The shutdown debate is nothing more than an exercise in political theater which gives publicity-seeking congressmen a chance to preen for the cameras. The spending problem is not going to be resolved by debating discretionary spending when the real problem is entitlements, and no one is even pretending that entitlement reform is on the table.
I can at least be optimistic that this time it seems that the shutdown gnomes are a minority. In past shutdowns, there was a spirit of defiance among Republicans that I don’t see this time. I haven’t even seen a single Republican screaming “Shut it down” online. This time, the troublemakers seem to be a mere handful rather than the majority of the party as we saw in Ted Cruz’s ill-conceived “Defund Obamacare” shutdown in 2014.
Maybe Republicans are learning not to listen to the most shrill and extreme voices of their caucus. One can hope.
A GUN PODCAST: I’m going to recommend a podcast. A recent episode of Malcolm Gladwell’s “Revisionist History” featured a lesson on “assault rifles” from Greg Wallace, a law professor and competitive shooter. I won’t agree with all of Gladwell’s opinions, but the episode is informative and fair and addresses many of the myths about “assault rifles” and gun control. It’s worth your time no matter which side of the debate you’re on. Listen here:
https://www.pushkin.fm/podcasts/revisionist-history/guns-part-3-a-shooting-lesson
Republicans are stuck on shutdowns
Spending is a bipartisan issue, though in the past three decades spending has only fallen 4 times - and only when Democrats have controlled POTUS and the Senate (two of the times they also controlled the House). H/T to TheValuesVoter - https://twitter.com/TheValuesVoter/status/1704280203256643712, who's gone through the data.
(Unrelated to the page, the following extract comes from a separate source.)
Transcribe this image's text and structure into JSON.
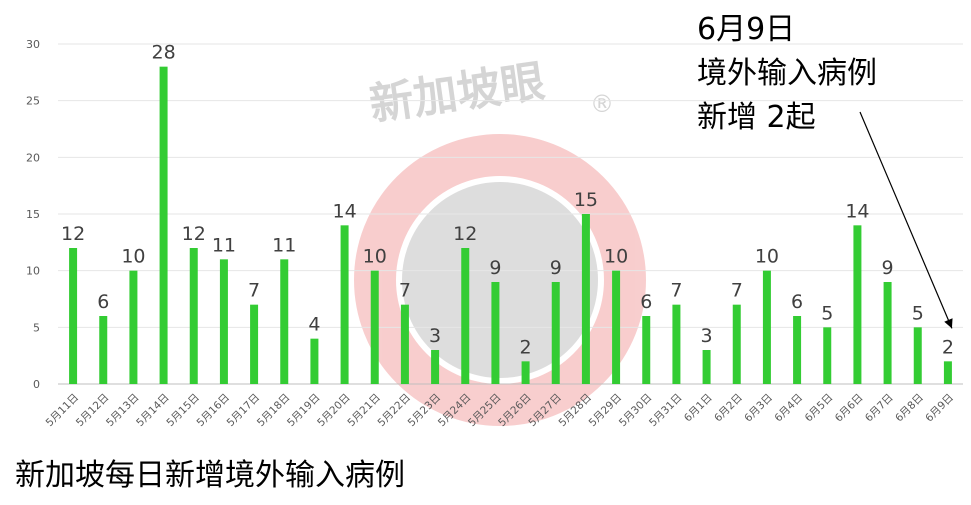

I find it hard to take any "budget hawk" seriously when they only propose spending cuts and do not propose tax increases to help pay down our debt.
The moderates and McCarthy should go to Matt Gaetz and tell him to shape up or they’ll vote for the D speaker nominee. If he wants to burn it down, let him suffer the consequences. I’d do that, but I’m not addicted to power, so I’d probably lose my next reelection campaign and not care.